Partitioned according to theme by latticed wooden screens and clay-coloured dividers, the layout takes us on a journey from Isfahan, the new capital where the Shah created his chief monuments, to the shrines of Ardabil, Mashhad and Qum. In these places, lavish donations shored up a policy of national unity – against the hostile Ottomans and Uzbeks on Iran's borders – and distinct religious identity, in a Shia state under threat from Sunni Muslim orthodoxy.
Shah 'Abbas, who reigned from 1587 to 1629, twinned public ostentation with personal discretion. Hardly any contemporary portrayals of him survive. A quizzical 1618 miniature by Bishn Das from Mughal India – Iran's closest economic and cultural partner – is the nearest we come to a court portrait. However flamboyant the twirly 'tache, the face of this ruthless nation-builder – who blinded two sons and killed another – gives little away. Later, an album illustration by Muhammad Qasim (from 1627) depicts the shaven-headed, middle-aged monarch canoodling with a pretty page-boy, who at lap level holds the stem of a wine flask at a saucy angle.

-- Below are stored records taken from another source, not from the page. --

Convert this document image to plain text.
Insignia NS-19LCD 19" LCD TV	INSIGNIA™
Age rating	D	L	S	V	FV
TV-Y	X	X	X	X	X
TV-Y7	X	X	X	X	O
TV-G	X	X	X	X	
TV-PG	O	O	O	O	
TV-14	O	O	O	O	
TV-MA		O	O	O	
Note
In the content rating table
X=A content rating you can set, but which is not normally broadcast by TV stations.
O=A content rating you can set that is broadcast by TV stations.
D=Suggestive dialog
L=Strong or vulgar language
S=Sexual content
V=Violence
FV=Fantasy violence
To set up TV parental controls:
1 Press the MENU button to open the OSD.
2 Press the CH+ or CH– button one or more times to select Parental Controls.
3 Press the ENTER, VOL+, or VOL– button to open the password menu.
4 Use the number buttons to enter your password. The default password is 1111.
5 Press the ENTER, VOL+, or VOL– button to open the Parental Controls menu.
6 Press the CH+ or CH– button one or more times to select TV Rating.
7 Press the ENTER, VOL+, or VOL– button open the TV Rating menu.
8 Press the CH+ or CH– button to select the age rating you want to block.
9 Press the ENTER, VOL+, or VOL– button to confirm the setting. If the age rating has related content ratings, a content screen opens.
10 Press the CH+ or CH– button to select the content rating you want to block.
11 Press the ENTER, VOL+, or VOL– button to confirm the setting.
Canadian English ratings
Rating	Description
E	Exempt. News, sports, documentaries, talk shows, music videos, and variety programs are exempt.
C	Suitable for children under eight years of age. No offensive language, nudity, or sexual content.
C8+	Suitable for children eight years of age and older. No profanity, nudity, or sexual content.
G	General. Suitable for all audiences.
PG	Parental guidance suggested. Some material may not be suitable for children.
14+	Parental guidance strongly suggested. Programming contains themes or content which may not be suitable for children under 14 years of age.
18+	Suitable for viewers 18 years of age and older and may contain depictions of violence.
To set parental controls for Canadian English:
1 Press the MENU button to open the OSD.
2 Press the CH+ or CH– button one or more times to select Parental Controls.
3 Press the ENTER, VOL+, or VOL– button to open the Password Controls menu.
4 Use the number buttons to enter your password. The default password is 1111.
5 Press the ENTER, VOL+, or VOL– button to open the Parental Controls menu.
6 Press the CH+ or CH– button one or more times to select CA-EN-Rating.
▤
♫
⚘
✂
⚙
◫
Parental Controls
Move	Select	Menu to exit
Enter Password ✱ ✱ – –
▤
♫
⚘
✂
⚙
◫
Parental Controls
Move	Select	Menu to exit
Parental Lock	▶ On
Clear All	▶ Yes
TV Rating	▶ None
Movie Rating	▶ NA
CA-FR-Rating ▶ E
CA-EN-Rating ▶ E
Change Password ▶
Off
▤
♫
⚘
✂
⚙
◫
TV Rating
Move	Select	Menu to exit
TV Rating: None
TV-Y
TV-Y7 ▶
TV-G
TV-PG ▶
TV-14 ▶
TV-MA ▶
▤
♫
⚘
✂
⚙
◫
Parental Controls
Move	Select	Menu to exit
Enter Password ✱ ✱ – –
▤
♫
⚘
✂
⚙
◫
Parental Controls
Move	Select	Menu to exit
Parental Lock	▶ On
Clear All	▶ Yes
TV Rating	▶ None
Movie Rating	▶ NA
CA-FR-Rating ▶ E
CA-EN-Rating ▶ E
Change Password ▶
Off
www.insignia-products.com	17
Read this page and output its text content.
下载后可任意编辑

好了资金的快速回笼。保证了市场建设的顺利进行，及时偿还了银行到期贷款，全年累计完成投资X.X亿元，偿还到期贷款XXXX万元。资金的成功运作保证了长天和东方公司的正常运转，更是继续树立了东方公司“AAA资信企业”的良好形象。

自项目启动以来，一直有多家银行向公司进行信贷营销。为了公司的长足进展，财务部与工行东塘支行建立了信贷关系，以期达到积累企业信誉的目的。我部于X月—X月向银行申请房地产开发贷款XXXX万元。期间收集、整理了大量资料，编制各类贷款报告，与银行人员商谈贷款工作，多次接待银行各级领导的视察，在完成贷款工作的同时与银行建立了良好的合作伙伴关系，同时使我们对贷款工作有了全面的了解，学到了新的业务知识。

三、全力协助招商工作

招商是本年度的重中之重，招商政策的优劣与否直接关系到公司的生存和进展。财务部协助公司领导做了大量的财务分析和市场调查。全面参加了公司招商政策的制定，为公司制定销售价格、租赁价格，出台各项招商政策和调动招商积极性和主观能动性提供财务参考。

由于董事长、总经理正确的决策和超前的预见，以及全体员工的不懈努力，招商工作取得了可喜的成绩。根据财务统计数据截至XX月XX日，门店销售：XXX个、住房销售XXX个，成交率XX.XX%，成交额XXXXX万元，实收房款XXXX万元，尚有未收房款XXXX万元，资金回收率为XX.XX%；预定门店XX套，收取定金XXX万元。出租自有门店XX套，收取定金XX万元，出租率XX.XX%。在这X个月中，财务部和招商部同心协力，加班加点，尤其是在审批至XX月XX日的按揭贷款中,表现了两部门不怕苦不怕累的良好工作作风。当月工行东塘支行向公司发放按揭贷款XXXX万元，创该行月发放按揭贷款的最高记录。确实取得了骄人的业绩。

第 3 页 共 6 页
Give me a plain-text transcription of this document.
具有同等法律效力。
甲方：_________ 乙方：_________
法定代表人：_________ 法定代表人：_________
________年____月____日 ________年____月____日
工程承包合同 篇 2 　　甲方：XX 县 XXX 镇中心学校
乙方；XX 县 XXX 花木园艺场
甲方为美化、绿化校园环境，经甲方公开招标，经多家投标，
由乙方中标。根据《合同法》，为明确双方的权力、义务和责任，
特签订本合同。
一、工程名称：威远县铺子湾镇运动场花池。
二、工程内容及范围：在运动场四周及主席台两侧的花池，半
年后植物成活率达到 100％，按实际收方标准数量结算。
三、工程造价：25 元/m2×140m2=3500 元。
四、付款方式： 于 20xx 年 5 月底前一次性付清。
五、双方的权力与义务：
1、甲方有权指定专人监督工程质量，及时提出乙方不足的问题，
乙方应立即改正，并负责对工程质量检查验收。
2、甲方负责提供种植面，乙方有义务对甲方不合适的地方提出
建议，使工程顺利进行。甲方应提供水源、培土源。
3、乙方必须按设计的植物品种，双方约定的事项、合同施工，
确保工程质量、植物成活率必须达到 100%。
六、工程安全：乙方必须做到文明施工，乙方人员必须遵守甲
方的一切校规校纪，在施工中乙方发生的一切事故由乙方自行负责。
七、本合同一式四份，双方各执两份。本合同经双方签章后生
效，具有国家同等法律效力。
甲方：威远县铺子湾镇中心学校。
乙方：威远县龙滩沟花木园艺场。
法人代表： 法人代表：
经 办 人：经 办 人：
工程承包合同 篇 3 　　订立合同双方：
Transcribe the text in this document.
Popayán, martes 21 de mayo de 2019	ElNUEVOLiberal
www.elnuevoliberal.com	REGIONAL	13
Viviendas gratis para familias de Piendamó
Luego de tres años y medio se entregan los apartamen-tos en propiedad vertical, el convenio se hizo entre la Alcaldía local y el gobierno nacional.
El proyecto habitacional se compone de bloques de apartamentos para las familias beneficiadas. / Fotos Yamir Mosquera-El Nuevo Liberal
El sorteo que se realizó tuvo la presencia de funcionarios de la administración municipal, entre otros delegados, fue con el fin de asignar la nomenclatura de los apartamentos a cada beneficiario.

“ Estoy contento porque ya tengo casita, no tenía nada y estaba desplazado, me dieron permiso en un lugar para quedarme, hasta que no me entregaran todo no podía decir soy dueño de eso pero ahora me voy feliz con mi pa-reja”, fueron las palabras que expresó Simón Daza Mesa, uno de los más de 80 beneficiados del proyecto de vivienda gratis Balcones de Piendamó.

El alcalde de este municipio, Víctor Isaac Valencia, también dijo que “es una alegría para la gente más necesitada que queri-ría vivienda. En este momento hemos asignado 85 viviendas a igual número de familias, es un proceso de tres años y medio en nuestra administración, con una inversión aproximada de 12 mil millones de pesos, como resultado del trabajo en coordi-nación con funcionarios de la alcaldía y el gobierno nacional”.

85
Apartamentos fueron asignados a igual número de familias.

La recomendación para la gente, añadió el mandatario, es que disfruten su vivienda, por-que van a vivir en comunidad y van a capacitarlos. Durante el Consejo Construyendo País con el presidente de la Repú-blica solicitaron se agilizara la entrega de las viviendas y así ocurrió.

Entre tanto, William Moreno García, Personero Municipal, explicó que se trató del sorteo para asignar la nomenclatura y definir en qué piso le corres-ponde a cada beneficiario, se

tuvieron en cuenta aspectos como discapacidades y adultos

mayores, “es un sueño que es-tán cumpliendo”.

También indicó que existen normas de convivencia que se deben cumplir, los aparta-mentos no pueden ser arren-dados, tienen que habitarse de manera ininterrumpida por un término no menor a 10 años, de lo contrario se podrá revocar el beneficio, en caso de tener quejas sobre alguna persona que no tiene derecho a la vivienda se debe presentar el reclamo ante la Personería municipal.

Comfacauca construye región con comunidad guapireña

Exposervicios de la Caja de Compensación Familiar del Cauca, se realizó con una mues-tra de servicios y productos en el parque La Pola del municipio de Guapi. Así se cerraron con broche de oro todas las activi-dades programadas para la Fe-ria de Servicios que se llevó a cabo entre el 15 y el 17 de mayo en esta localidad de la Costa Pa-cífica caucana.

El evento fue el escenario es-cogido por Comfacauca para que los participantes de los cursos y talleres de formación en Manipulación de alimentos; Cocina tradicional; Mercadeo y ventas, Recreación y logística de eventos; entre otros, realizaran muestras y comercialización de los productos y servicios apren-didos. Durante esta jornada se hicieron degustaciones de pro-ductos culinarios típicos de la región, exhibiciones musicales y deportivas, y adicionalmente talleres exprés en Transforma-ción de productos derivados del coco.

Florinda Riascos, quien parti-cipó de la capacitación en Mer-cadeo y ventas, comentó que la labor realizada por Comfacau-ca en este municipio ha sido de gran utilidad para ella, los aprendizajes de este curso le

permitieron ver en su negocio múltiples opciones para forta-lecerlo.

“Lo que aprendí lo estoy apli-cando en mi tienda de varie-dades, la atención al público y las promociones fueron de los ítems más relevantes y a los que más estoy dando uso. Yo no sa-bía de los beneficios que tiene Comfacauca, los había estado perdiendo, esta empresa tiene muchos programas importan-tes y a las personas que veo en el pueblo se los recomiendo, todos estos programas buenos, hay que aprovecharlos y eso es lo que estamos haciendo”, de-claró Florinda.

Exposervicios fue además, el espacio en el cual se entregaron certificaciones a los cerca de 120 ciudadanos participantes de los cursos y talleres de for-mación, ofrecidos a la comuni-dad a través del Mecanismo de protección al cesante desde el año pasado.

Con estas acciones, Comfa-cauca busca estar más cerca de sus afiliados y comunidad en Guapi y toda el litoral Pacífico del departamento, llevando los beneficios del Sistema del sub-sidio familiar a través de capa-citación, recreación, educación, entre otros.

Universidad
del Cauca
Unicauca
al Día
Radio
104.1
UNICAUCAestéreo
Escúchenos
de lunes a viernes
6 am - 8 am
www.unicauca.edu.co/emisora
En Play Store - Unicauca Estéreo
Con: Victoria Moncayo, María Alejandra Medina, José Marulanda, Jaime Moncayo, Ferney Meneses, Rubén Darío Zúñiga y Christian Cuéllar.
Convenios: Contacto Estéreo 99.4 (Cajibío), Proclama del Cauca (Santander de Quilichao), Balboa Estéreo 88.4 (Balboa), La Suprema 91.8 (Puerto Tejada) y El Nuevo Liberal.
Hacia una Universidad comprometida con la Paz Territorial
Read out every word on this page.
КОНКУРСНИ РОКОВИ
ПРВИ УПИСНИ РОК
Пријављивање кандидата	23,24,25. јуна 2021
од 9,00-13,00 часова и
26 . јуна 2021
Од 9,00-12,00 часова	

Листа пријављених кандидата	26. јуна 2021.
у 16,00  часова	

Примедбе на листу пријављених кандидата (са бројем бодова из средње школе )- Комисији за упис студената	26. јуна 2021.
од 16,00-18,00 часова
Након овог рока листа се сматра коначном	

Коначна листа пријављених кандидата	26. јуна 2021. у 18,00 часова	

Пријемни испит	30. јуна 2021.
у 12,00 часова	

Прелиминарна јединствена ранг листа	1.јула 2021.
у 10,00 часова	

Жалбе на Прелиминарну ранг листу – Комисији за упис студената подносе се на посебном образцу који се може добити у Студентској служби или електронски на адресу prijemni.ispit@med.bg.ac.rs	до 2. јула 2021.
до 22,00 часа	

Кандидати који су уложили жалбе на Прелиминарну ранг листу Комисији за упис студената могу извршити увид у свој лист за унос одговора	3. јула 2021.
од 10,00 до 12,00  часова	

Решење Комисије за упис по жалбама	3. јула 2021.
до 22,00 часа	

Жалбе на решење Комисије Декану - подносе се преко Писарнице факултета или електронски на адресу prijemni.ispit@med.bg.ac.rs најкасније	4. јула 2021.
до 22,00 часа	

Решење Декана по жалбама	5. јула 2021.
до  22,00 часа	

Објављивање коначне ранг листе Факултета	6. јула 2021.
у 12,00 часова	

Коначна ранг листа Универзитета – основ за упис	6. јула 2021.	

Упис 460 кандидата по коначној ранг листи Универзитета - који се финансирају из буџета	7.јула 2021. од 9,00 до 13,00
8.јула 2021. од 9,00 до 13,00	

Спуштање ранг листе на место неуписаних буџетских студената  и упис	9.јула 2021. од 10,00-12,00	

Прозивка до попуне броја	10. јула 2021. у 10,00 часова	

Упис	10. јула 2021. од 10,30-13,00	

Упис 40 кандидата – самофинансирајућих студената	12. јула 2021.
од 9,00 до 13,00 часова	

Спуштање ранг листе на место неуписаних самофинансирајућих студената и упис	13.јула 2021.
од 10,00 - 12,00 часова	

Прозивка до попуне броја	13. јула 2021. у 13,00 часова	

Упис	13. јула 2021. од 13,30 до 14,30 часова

The king commissioned it himself in an age when the royal mix of public piety and private indulgence raised no eyebrows.
Androgynous, dandified youths; bowers of sweet roses and serpentine vines; intricate floral decorations; luscious silks and velvets: the courtly polish of this show seems remarkably close to the late-Elizabethan culture of young Shakespeare's verse or Hilliard's miniatures. In both, a playful, filigree charm and grace curls around the edges of iron-fisted power.
Lovers of Islamic art with less-than-perfect eyesight will know the strain that close focus on fine carpets, illuminated Qurans and painted ceramics can impose. At a half-way break in the form of a miniature maidan (square), tall screens above the benches display unfolding photo-galleries of the Shah's grandest buildings. The ruler was a dedicated shrine-hopping pilgrim, who in 1601 walked 1,000 kilometres from Isfahan to Mashhad. Resting weary feet and eyes, we feel as well as see his world. If exhibition designs can ever compete for prizes, this would be a formidable contender.